Possible. I'm not entirely sure how this behaves with wrong configurations 🙃 But the point still stands: don't use config_file: at all - then your entire configuration is also Schema-checked.

mkliche commented 3 years ago

My config in knx.yaml looks similar to the one of @splunkenizer, but my xknx.yaml looks different:

routing:
  local_ip: '192.168.178.10'
farmio commented 3 years ago

@mkliche this is also a non-working configuration then and same suggestion applies.

splunkenizer commented 3 years ago

I have upgraded my installation again to 2021.2.1 and updated the config to not use the config_file setting. The KNX connection was never lost in the last couple of hours, even if I got some DisconnectRequest requests from the tunnelling server. I will check with the other IP gateway as well. I'm very happy, we found the issue with my configuration and also solved a bug at the same time. Thanks everyone for the great support. This is just an awesome project and community. Keep up the great work.

mkliche commented 3 years ago

Okay, I think I understand the problem now. Don't know if it belongs here, but there is still another problem in my environment which seems related to this one: Only the tunneling connection is working in my environment from Home Assistant, but not the multicast connection.

In auto-discover-mode I got something like this in my log files:

2021-02-09 17:45:33 DEBUG (MainThread) [xknx.knx] Sending: <KNXIPFrame <KNXIPHeader HeaderLength="6" ProtocolVersion="16" KNXIPServiceType="SEARCH_REQUEST" Reserve="0" TotalLength="14" />
 body="<SearchRequest discovery_endpoint="<HPAI 224.0.23.12:3671 />" />" />
2021-02-09 17:45:33 INFO (MainThread) [xknx.log] Could not connect to an KNX/IP device on vethb09dbb3
2021-02-09 17:45:33 INFO (MainThread) [xknx.log] Could not connect to an KNX/IP device on veth9521bf8
2021-02-09 17:45:33 INFO (MainThread) [xknx.log] Could not connect to an KNX/IP device on vethf59d4f5
2021-02-09 17:45:33 INFO (MainThread) [xknx.log] Could not connect to an KNX/IP device on veth5b23ebd
2021-02-09 17:45:34 DEBUG (MainThread) [xknx.log] Using interface: enp3s0
2021-02-09 17:45:34 DEBUG (MainThread) [xknx.log] Starting tunnel from 192.168.178.10 to 192.168.178.11:3671

It's trying to open a multicast connection, that seems not to work, so it falls back to a tunneling connection. If I set a dedicated routing (multicast) connection in my config like this

routing:
  local_ip: "192.168.178.10"

it does not work at all.

So why isn't it possible to establish a multicast connection from Home Assistant (in a Docker container, host network)? From ETS on my Windows machine the multicast connection works like a charme.

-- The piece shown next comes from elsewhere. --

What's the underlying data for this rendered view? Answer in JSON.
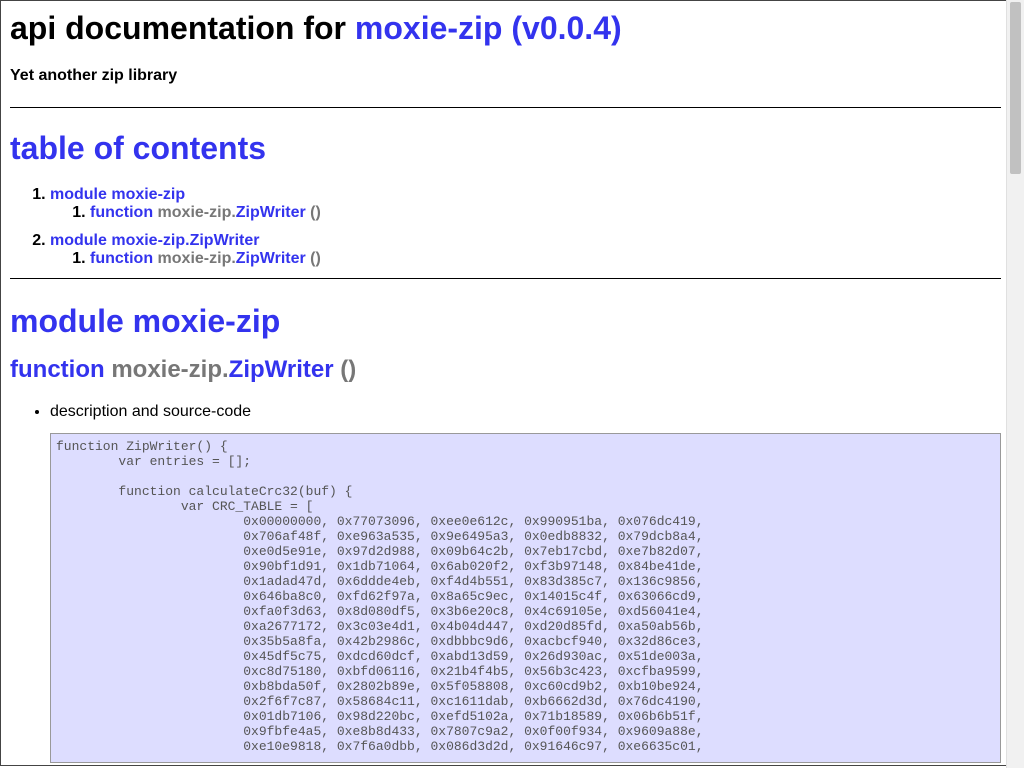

farmio commented 3 years ago

It's not trying to open a routing connection. Tunneling is the default. Your previous config was invalid, so it fell back to auto discovery too -> tunneling.

Auto-discovery sends a multicast packet (SearchRequest) which is answered in Unicast. This seems to work, so I guess only receiving multicast is broken.

Did you set a valid IA for xknx and configure a dummy application in ETS for it?

mkliche commented 3 years ago

Did you set a valid IA for xknx and configure a dummy application in ETS for it?

No, I didn't even know that this may be needed. I just tried after your post, but it didn't work either.

I got this in my log, but the connection to KNX did not work, sensors did not update etc.:

2021-02-09 21:02:15 INFO (MainThread) [xknx.log] XKNX v0.16.2 starting routing connection to KNX bus.
2021-02-09 21:02:15 DEBUG (MainThread) [xknx.log] Starting Routing from 192.168.178.10 as 1.1.240`

I even don't know anything about this dummy application in ETS, I guess I should learn something about KNX routing first ;-) In the meantime I will go for tunneling, looking forward to get rid of the disconnect problems in v2021.2.2.

farmio commented 3 years ago

I guess I should learn something about KNX routing first ;-)

👍

I think this issue can be closed!?

splunkenizer commented 3 years ago

My environment is stable since I corrected the config. Auto reconnect for discovery is also rolled out with 2021.2.2.